Summer camps lose attraction due to hot weather

Islamabad - With the advent of summer vacations, different educational institutions and organisations in federal capital have started arranging summer camps for the students to help them engage in studies, stimulating their creativity.
However, summer camps turn to be annoying for most of the students amid scorching heat of summer. Afzal Khan, a father of a school going boy said children dream of playing games, watching cartoons and spending quality time with their relatives and friends during the summer vacations. The summer holidays carry no meaning for them when all of sudden they are asked to attend the summer camps, he said.
Murad Ali, a student, responded about such camps in this way, “We wonder why summer vacations are announced when we have to trudge through summer camps with all textbooks to write, memorise and do all the burdensome math exercises and quirky science questions.”

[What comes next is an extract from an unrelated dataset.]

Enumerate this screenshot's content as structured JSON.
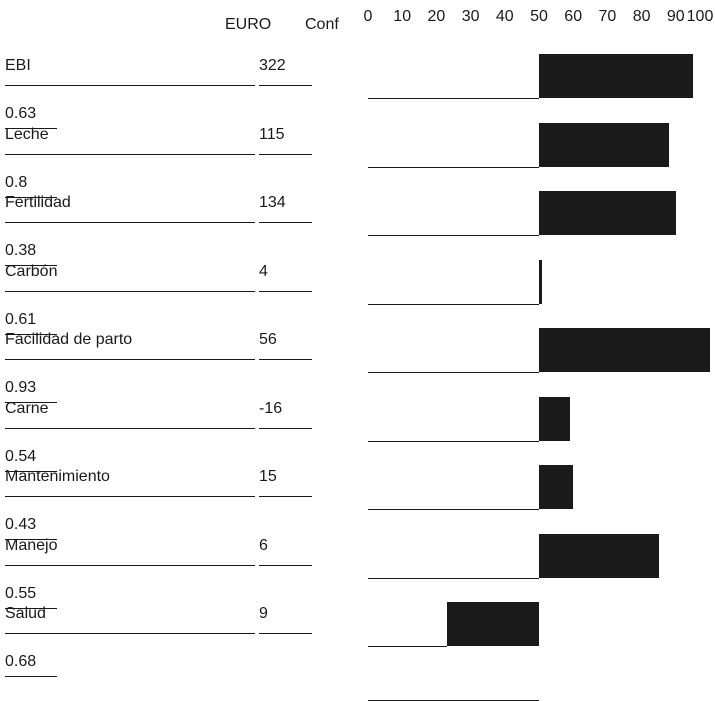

“Holidays are holidays and what satisfaction we will feel when we are told repeatedly that summer camps are for our own good as practice makes a man perfect and the effort will result in good marks in examinations,” he added.
Sun burns hot in the months of June, July and August and for students it is difficult to continue their studies in unbearably sultry rooms and travel in high temperatures. However, some private schools have come up with the idea of arranging online classes to keep the students abreast with their studies while staying in the safe environment of their homes. Some think holding classes in summer camps help students retain the knowledge gained in the previous months while others are against this idea.
According to the critics, summer camps are a kind of over schooling and they believe that children need two or three months of holidays to relax. During this time, students also keep themselves away from problems they used to face in schools where they often have to bear punishment given by the teachers, and stress while making efforts to come up to the expectations of others in studies and examinations.
A portion of students wants to spend vacations on their own but schools have different plans.
Shaista Hameed, a private school teacher, said the camps are organised with very specific activities in mind. These are mandatory for students, who had to appear in board examinations of fifth, eighth and matric classes, she added.
Most parents approve such camps but many have reservations about these camps for little children at Montessori level or early stages of schooling, she added.